Livestock auction draws a crowd
Although the prices didn't seem as high as in previous years, there still was plenty of enthusiasm around the 2009 Routt County Junior Livestock Sale.
More than 125 animals were up for sale, including market beef, lambs, swine goats and poultry.
Last year, 122 animals were sold, grossing $250,422. An average steer sold for more than $3,500 last year. Lambs and hogs averaged more than $1,300.
Official numbers from this year's sale won't be available until later today.
"The best part is always the sale," said Taylor Weisshaar, 18, who was selling a steer for the sixth straight year. "It sounds like it's a lot less than previous years, so I'll be happy with whatever I can get."
Weisshaar, who will be a freshman at Colorado State University, has had his steer since November.
In addition to making sure the animal was fed properly, Weisshaar said he walked him behind a tractor almost daily.
In addition to Weisshaar, 4-H members from across the region were hoping to cash in on their hard work.
"The best part of my steer is his weight," 13-year-old Ian Palyo said. "The auction is really fun."
Palyo, who also sold a steer last year, said his steer this year was much smaller than last year's. Although he knew he probably wouldn't fetch the price he did last year, he said he was excited to see what happens.
"I don't think I'll make as much money," he said. "But he is still pretty good."
- Luke Graham/Pilot & Today
Tyler Boyer bounded up after a brief calf ride Saturday, rushing out the arena gate and throwing his fists up in an elbows-bent superhero pose.
The Hayden 9-year-old competed in the Routt County Fair's first youth calf riding event. Tyler participated in the 8- to 10-year-old division, the group that rode bucking steers. The 11- to 14-year-old group rode bucking bull calves. Seven children rode calves Saturday afternoon.
"It was hard," Tyler said after he was safely out of the arena. "I forgot to put my feet out in front of me."
But he said he'd do it again "any day," and wound up getting a chance at a second go-round Saturday.
It was "a lot better this time," Tyler said. "I actually put my knees out in front of me and squeezed hard."
Theo Hansen, of Steamboat Springs, won the younger division and has a chance to compete again today. He can forfeit his time and ride again or keep Saturday's time of 2.8 seconds.

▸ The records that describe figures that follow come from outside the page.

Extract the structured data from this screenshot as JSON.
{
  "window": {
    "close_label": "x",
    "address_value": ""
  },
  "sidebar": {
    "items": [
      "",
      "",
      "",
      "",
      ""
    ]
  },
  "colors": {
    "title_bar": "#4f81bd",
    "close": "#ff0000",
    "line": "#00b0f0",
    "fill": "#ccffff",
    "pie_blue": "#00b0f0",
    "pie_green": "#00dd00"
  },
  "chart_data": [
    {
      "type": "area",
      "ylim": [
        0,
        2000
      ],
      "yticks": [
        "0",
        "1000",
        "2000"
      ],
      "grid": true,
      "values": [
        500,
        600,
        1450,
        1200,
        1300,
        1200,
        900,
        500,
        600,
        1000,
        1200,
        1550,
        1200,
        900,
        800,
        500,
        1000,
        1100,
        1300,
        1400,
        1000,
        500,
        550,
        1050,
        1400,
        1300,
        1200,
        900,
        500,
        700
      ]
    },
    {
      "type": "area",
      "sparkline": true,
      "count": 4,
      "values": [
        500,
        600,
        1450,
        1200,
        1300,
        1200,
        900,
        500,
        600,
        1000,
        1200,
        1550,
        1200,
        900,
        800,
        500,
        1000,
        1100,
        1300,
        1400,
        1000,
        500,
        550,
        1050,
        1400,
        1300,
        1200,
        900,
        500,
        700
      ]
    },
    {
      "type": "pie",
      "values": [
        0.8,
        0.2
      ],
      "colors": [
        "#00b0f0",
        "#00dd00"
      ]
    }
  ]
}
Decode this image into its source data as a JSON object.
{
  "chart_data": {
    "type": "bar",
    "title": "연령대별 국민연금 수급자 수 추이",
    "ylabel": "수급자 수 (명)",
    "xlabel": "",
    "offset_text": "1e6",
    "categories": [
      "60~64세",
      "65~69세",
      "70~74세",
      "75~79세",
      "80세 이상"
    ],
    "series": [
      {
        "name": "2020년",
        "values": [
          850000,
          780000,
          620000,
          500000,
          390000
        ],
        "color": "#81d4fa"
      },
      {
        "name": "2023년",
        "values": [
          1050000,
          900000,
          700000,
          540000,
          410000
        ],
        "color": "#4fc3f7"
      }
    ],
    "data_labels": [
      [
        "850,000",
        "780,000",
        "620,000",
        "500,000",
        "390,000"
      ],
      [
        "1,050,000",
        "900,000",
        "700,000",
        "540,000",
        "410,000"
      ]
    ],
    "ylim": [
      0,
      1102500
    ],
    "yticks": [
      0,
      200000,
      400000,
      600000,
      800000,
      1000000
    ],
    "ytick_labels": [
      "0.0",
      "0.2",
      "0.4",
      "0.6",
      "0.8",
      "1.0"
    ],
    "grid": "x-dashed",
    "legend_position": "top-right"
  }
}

Theo, 9, said he's gone to the Steamboat rodeo and always wanted to be a bull rider.
Still, getting onto a bull was nerve-racking.
"Right when I got in the chute, I was like, 'I can't believe I'm doing this,'" Theo said. "I was freaked out."
Theo's parents weren't thrilled about his riding again today.
Fair Manager Jill Delay also wasn't thrilled about the calf riding. But people had requested that the event be added to the fair schedule, so Delay said organizers decided to try it out. Rain delayed the mutton bustin' event before the calf riding, so the riders were more than an hour behind schedule.
That might have numbed the enthusiasm for a few participants - several decided not to hop on the back of a bucking bull.
But 8-year-old Shelby Archuleta went on full throttle. She bounced off her calf after a couple of good bucks. Shelby said it was "a little fun."
"I was trying to hold on and stay on, but I just lost my grip and just fell," the Hayden girl said cheerfully, climbing over a fence near the arena.
She might try again.
"I don't want to do it again today," Shelby said. "Maybe next year."
The older youths took on the bigger bulls. A 3.89-second ride earned Kaiden Decker the top slot. The 13-year-old Hayden resident said he's ridden bulls about six times, and he plans to ride again today.
His strategy was to "look at their shoulders," Kaiden said. "You have spurs, and you use your arm to balance, and you squeeze with your legs."
The youths all wore helmets and padding. Bullfighters including Wayne DeLuca stayed nearby to make sure all went well.
DeLuca's job is about "safety, safety," he said. "In a junior show like this, the main thing is to make sure if a kid gets caught in a rope, someone's there to make sure he gets out of it."
The calf riding is good training for young folks who want to try bull riding, DeLuca said.
"This is a good thing for the kids," he said. "We've needed it a long time."